= John Appleby (inventor) =

American inventor

John Francis Appleby (1840–1917) was an American inventor who developed a knotting device to bind grain bundles with twine. It became the foundation for all farm grain binding machinery and was used extensively by all the major manufacturers of large grain harvesting machines in the late 19th and early 20th centuries. Appleby's knotting device was a major landmark in the mechanization of agriculture and aided the development of the western wheat fields of the United States.

== Background ==
John Francis Appleby was born in Westmoreland, New York in 1840. In 1844 his extended family of 17 arrived by boat to Milwaukee, Wisconsin.
When he was just 18, Appleby invented the basic knotting device that would become the foundation for all farm binding machinery, but no one was interested in the idea at the time.

He served with the 23rd Wisconsin Volunteer Infantry Regiment in the American Civil War, from 1862 to 1865. During the war, Appleby invented and patented a manual magazine feed breech loading needle gun.
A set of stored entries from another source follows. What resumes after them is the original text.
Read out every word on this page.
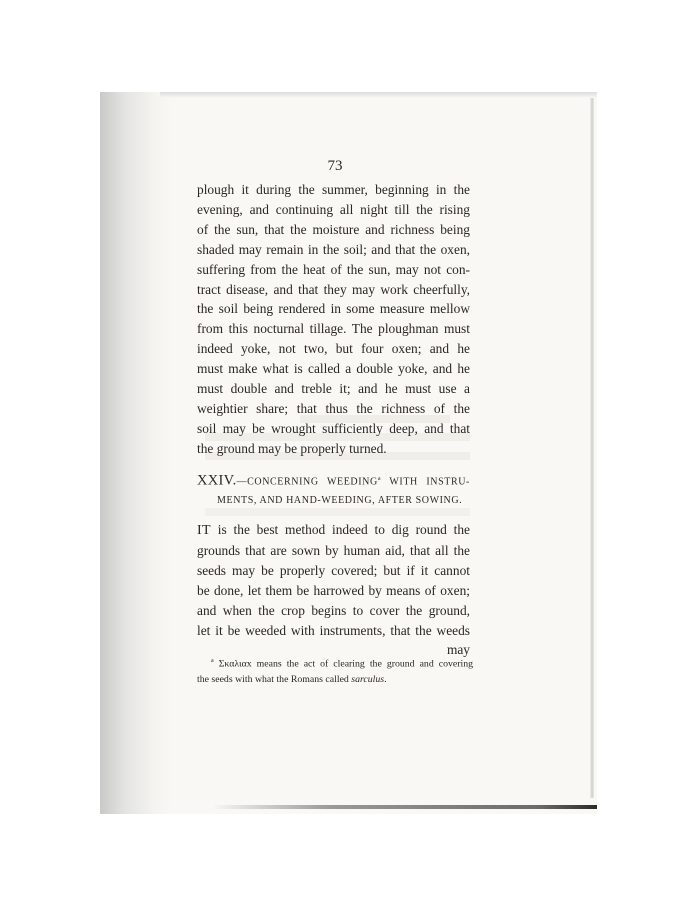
73
plough it during the summer, beginning in the
evening, and continuing all night till the rising
of the sun, that the moisture and richness being
shaded may remain in the soil; and that the oxen,
suffering from the heat of the sun, may not con-
tract disease, and that they may work cheerfully,
the soil being rendered in some measure mellow
from this nocturnal tillage. The ploughman must
indeed yoke, not two, but four oxen; and he
must make what is called a double yoke, and he
must double and treble it; and he must use a
weightier share; that thus the richness of the
soil may be wrought sufficiently deep, and that
the ground may be properly turned.
XXIV.—CONCERNING WEEDING$^a$ WITH INSTRU-
MENTS, AND HAND-WEEDING, AFTER SOWING.
IT is the best method indeed to dig round the
grounds that are sown by human aid, that all the
seeds may be properly covered; but if it cannot
be done, let them be harrowed by means of oxen;
and when the crop begins to cover the ground,
let it be weeded with instruments, that the weeds
may
$^a$ Σκαλιαx means the act of clearing the ground and covering
the seeds with what the Romans called sarculus.
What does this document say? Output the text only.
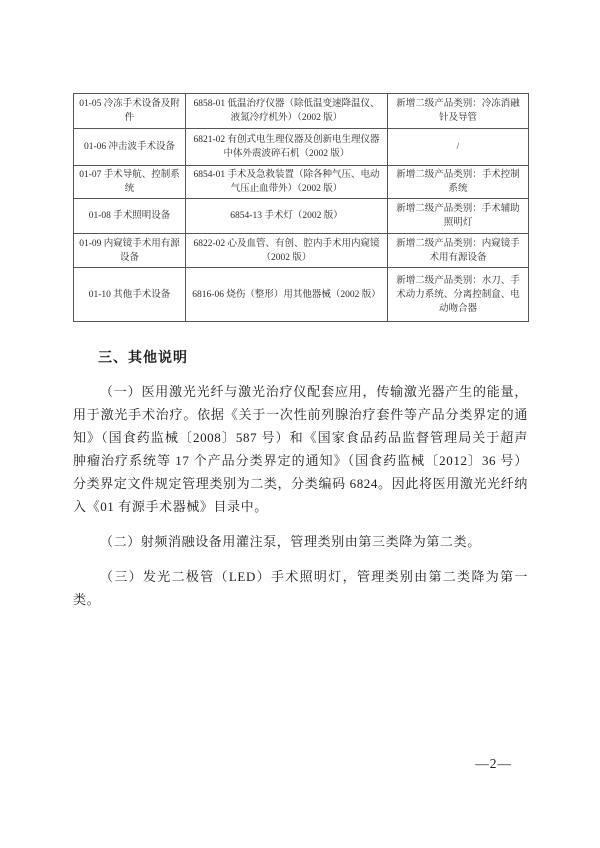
01-05 冷冻手术设备及附件	6858-01 低温治疗仪器（除低温变速降温仪、液氮冷疗机外）（2002 版）	新增二级产品类别：冷冻消融针及导管
01-06 冲击波手术设备	6821-02 有创式电生理仪器及创新电生理仪器中体外震波碎石机（2002 版）	/
01-07 手术导航、控制系统	6854-01 手术及急救装置（除各种气压、电动气压止血带外）（2002 版）	新增二级产品类别：手术控制系统
01-08 手术照明设备	6854-13 手术灯（2002 版）	新增二级产品类别：手术辅助照明灯
01-09 内窥镜手术用有源设备	6822-02 心及血管、有创、腔内手术用内窥镜（2002 版）	新增二级产品类别：内窥镜手术用有源设备
01-10 其他手术设备	6816-06 烧伤（整形）用其他器械（2002 版）	新增二级产品类别：水刀、手术动力系统、分离控制盒、电动吻合器
三、其他说明

（一）医用激光光纤与激光治疗仪配套应用，传输激光器产生的能量，用于激光手术治疗。依据《关于一次性前列腺治疗套件等产品分类界定的通知》（国食药监械〔2008〕587 号）和《国家食品药品监督管理局关于超声肿瘤治疗系统等 17 个产品分类界定的通知》（国食药监械〔2012〕36 号）分类界定文件规定管理类别为二类，分类编码 6824。因此将医用激光光纤纳入《01 有源手术器械》目录中。

（二）射频消融设备用灌注泵，管理类别由第三类降为第二类。

（三）发光二极管（LED）手术照明灯，管理类别由第二类降为第一类。

—2—
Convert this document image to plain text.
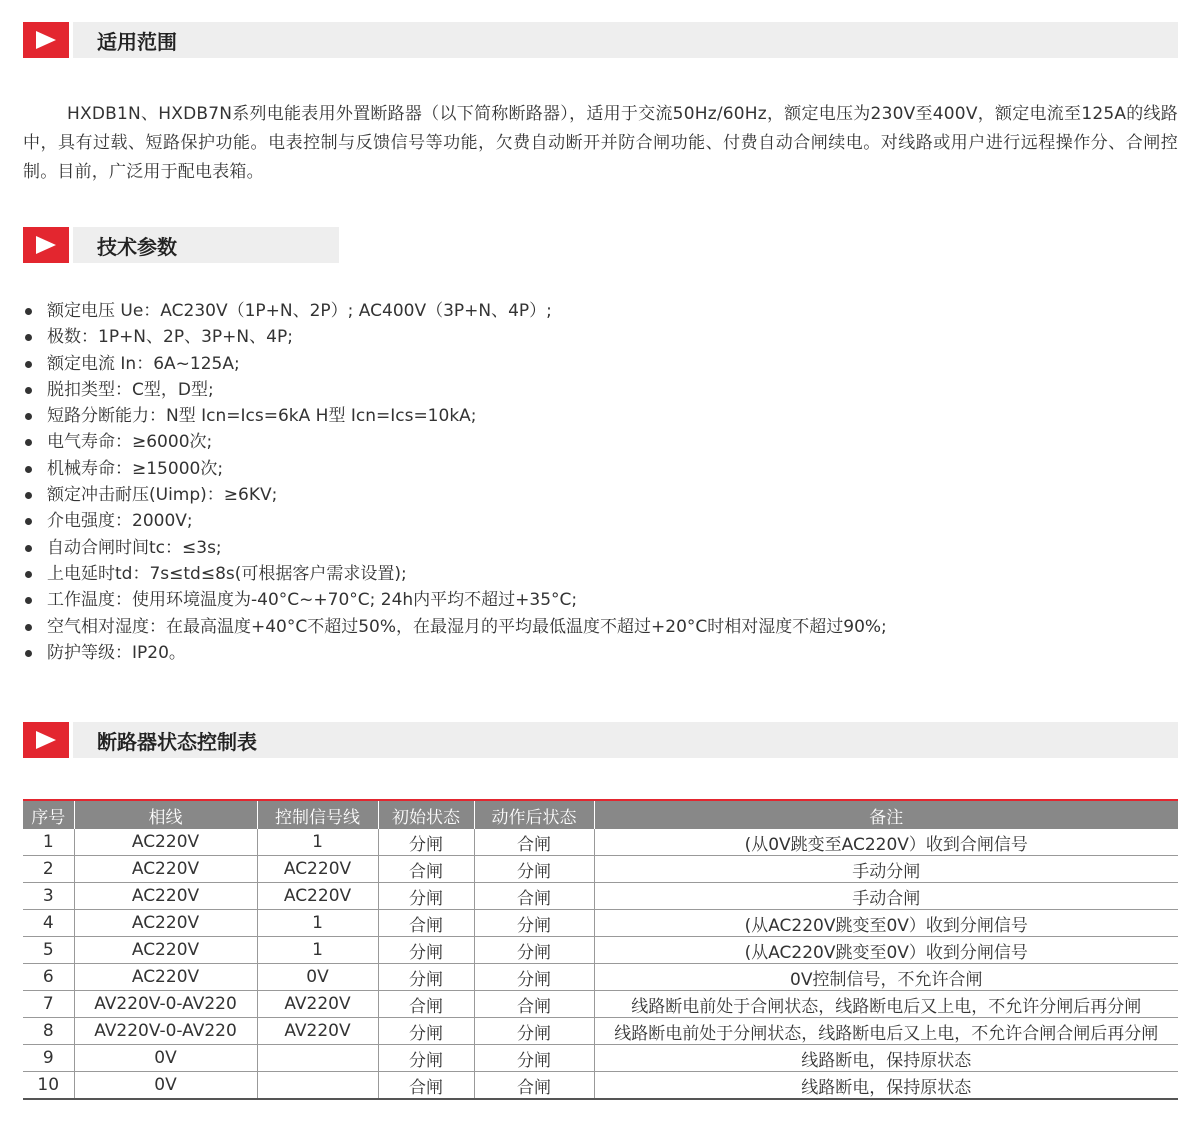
适用范围

HXDB1N、HXDB7N系列电能表用外置断路器（以下简称断路器），适用于交流50Hz/60Hz，额定电压为230V至400V，额定电流至125A的线路中，具有过载、短路保护功能。电表控制与反馈信号等功能，欠费自动断开并防合闸功能、付费自动合闸续电。对线路或用户进行远程操作分、合闸控制。目前，广泛用于配电表箱。

技术参数
额定电压 Ue：AC230V（1P+N、2P）; AC400V（3P+N、4P）;
极数：1P+N、2P、3P+N、4P;
额定电流 In：6A~125A;
脱扣类型：C型，D型;
短路分断能力：N型 Icn=Ics=6kA H型 Icn=Ics=10kA;
电气寿命：≥6000次;
机械寿命：≥15000次;
额定冲击耐压(Uimp)：≥6KV;
介电强度：2000V;
自动合闸时间tc：≤3s;
上电延时td：7s≤td≤8s(可根据客户需求设置);
工作温度：使用环境温度为-40°C~+70°C; 24h内平均不超过+35°C;
空气相对湿度：在最高温度+40°C不超过50%，在最湿月的平均最低温度不超过+20°C时相对湿度不超过90%;
防护等级：IP20。
断路器状态控制表
序号	相线	控制信号线	初始状态	动作后状态	备注
1	AC220V	1	分闸	合闸	(从0V跳变至AC220V）收到合闸信号
2	AC220V	AC220V	合闸	分闸	手动分闸
3	AC220V	AC220V	分闸	合闸	手动合闸
4	AC220V	1	合闸	分闸	(从AC220V跳变至0V）收到分闸信号
5	AC220V	1	分闸	分闸	(从AC220V跳变至0V）收到分闸信号
6	AC220V	0V	分闸	分闸	0V控制信号，不允许合闸
7	AV220V-0-AV220	AV220V	合闸	合闸	线路断电前处于合闸状态，线路断电后又上电，不允许分闸后再分闸
8	AV220V-0-AV220	AV220V	分闸	分闸	线路断电前处于分闸状态，线路断电后又上电，不允许合闸合闸后再分闸
9	0V		分闸	分闸	线路断电，保持原状态
10	0V		合闸	合闸	线路断电，保持原状态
When the US government rejected the idea, Appleby sold the patent for $500. The weapon was later used extensively by the Prussian Army.

== Grain binder ==
After the war, he returned to Wisconsin and by 1874 had developed a successful wire grain binder. He was unable to gain any financial backing for it because of lack of support from farmers for the use of wire binding because small bits of wire often got into feed grain and were ingested by cattle, causing them harm.

By 1878, Appleby had developed a successful twine binder, which he patented. Twine binders did not cut into the wheat or, like wire binders, kill cattle that happened to eat a strand.

He licensed the twine binder mechanism to the Gammon and Deering Company, which incorporated it into its Marsh Harvester grain binders and harvesters. Primarily on the value of Appleby's twine binder, The Deering Harvester Company (as it became known in 1880) outsold its competitors.

Appleby's design soon became the standard grain binding device used on machines manufactured by Cyrus McCormick’s McCormick Harvesting Machine Company, Champion Machine Works, and the D.M. Osborne Co.

== Later life ==
In 1881, Appleby sold his grain binder machine patent interests to Champion Machine. He continued to work on various inventions, eventually patenting a horse-drawn cotton harvesting machine in 1905.

He died in Chicago in November 1917.

John Appleby is the namesake of the small community of Appleby, South Dakota.